Right. His vision, that impossible dream-picture that only Kit might have seen, had shown him bloody pawprints on the knob and on the stairs. Well,she’s sure as hell out now, he thought, smiling. At least she’s out of the apartment.
He heard Thelma Luther’s voice from the workroom beneath him, and then Ulrich; sounded like they were counting money. He could just see the door to the safe standing open. “Nine hundred and eighty-two,” she said. “That’s a total.” Then the faint sound of clicking, like an adding machine. “Five thousand, ninety-six. Next column?” It was then that he saw the faintest movement among the shadows behind the two figures.
Leaning so far over the gutter he had to claw hard not to fall, he prayed that was Courtney, that she was positioning herself for escape. Even from the roof he caught a whiff of her, faint but fresh. Was she waiting for a chance to bolt into the alley and be gone?
Maybe he should climb down the ivy vine to the alley and make a great yowling and scuffling like a giant cat fight, bring the two crooks racing out to see what was going on, and Courtney could dart away behind them?
Would that work, or would it only screw up her own plan? He almost jumped out of his skin when Pan, making no sound, appeared out of nowhere pushing against him. The yellow tom must have dozed on his watch at the window where he was supposed to be alert. Had he seen or heard any of what went on? Pan eased down beside Joe. It had started to rain again, a shower of small, sharp needles. Below them, Thelma and Ulrich were arguing, Thelma’s voice coldly angry. “Nevin was stupid to do that! Stupid and just asking for prison—and putting me in a hell of a fix.” The outside door opened wider, the tomcats ducked back, and Thelma hurried out, angrily pulling on her jacket against the blowing shower . . .

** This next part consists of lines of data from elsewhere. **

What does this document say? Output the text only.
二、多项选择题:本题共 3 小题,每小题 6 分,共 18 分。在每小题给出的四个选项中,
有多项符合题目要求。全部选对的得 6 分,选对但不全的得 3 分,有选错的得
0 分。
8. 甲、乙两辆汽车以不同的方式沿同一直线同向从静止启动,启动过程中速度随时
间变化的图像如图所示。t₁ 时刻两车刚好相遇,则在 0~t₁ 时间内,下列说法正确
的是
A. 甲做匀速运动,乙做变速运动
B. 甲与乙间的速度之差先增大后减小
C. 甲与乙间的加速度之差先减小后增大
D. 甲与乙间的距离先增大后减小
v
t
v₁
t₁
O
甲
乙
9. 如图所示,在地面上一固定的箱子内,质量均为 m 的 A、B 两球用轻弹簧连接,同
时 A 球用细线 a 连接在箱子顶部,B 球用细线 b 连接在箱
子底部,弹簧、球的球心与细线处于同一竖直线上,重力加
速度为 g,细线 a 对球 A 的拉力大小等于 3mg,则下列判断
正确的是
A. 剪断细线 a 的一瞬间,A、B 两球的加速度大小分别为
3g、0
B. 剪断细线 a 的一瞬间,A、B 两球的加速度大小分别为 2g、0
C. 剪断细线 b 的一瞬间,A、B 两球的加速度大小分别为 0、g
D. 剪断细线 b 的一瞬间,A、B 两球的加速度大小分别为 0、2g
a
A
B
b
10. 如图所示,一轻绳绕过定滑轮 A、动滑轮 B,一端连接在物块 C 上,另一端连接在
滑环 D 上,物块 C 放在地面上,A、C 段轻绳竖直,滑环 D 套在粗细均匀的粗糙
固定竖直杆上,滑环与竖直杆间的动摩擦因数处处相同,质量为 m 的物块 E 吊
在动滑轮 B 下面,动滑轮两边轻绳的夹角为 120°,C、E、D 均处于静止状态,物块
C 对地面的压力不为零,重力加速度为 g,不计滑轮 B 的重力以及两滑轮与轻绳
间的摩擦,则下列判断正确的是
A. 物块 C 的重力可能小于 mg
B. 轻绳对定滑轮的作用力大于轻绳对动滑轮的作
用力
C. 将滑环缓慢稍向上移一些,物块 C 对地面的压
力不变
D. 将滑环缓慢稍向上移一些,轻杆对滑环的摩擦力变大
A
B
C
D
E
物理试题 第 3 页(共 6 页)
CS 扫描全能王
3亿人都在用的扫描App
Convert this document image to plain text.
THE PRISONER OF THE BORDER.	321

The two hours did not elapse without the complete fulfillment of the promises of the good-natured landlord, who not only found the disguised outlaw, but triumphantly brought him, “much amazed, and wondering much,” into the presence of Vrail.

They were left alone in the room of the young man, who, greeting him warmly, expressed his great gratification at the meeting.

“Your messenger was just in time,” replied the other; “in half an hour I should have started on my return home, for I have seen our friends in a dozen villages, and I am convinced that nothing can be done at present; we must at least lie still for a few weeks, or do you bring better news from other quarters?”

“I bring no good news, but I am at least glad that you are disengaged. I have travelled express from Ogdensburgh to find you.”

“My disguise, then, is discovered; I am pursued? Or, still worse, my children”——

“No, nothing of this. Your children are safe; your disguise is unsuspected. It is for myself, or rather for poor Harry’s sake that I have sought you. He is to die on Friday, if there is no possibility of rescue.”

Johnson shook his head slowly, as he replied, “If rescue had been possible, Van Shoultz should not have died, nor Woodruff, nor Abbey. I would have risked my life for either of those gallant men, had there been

In that instant, the dust rag flew out the door behind her and Courtney fled for the alley, followed by her bloody pawprints, a streak vanishing in the rain, Ulrich and Thelma after her at a dead run. Ulrich grabbed at her, missed her, grabbed again and caught her tail. She swung around slashing him, she raked down his arm and leaped into the ivy vine; she was halfway up when Ulrich jumped, reaching for her—and Joe and Pan exploded onto him from the roof so hard they knocked him to the asphalt; the tomcats were all over him scratching his head and shoulders, he tried to get up and they knocked him hard against the alley wall—while Courtney flew to the top of Thelma’s car and from there to the stone pine that crept up the neighboring building.
She leaped from the pine to the next-door roof and ran, she vanished among the peaks that rose around her. Ulrich ran along the alley looking up where Courtney had disappeared. From the shadows the calico heard Ulrich swearing, calling her names she had never heard before. She knew that if she moved again, they would hear her running on the wet gravel. Ulrich paused frequently, listening for the sound of scrabbling paws or the occasional flip of tiny pebbles. Courtney crept along as quiet as a frightened rabbit until her footfalls grew silent on the wet wood shingles of the steeper roofs.
When they couldn’t hear her anymore, Thelma returned for her car; but even circling the block peering up at the rooftops, circling the next block and the next, she could see nothing, no distant flash of bright calico, no flying streak of color. Neither Thelma nor Ulrich glimpsed the racing tomcats following Courtney at a distance, hidden in shadows or around corners so as not to lead her pursuers to her. It had stopped raining but the air was heavy and damp.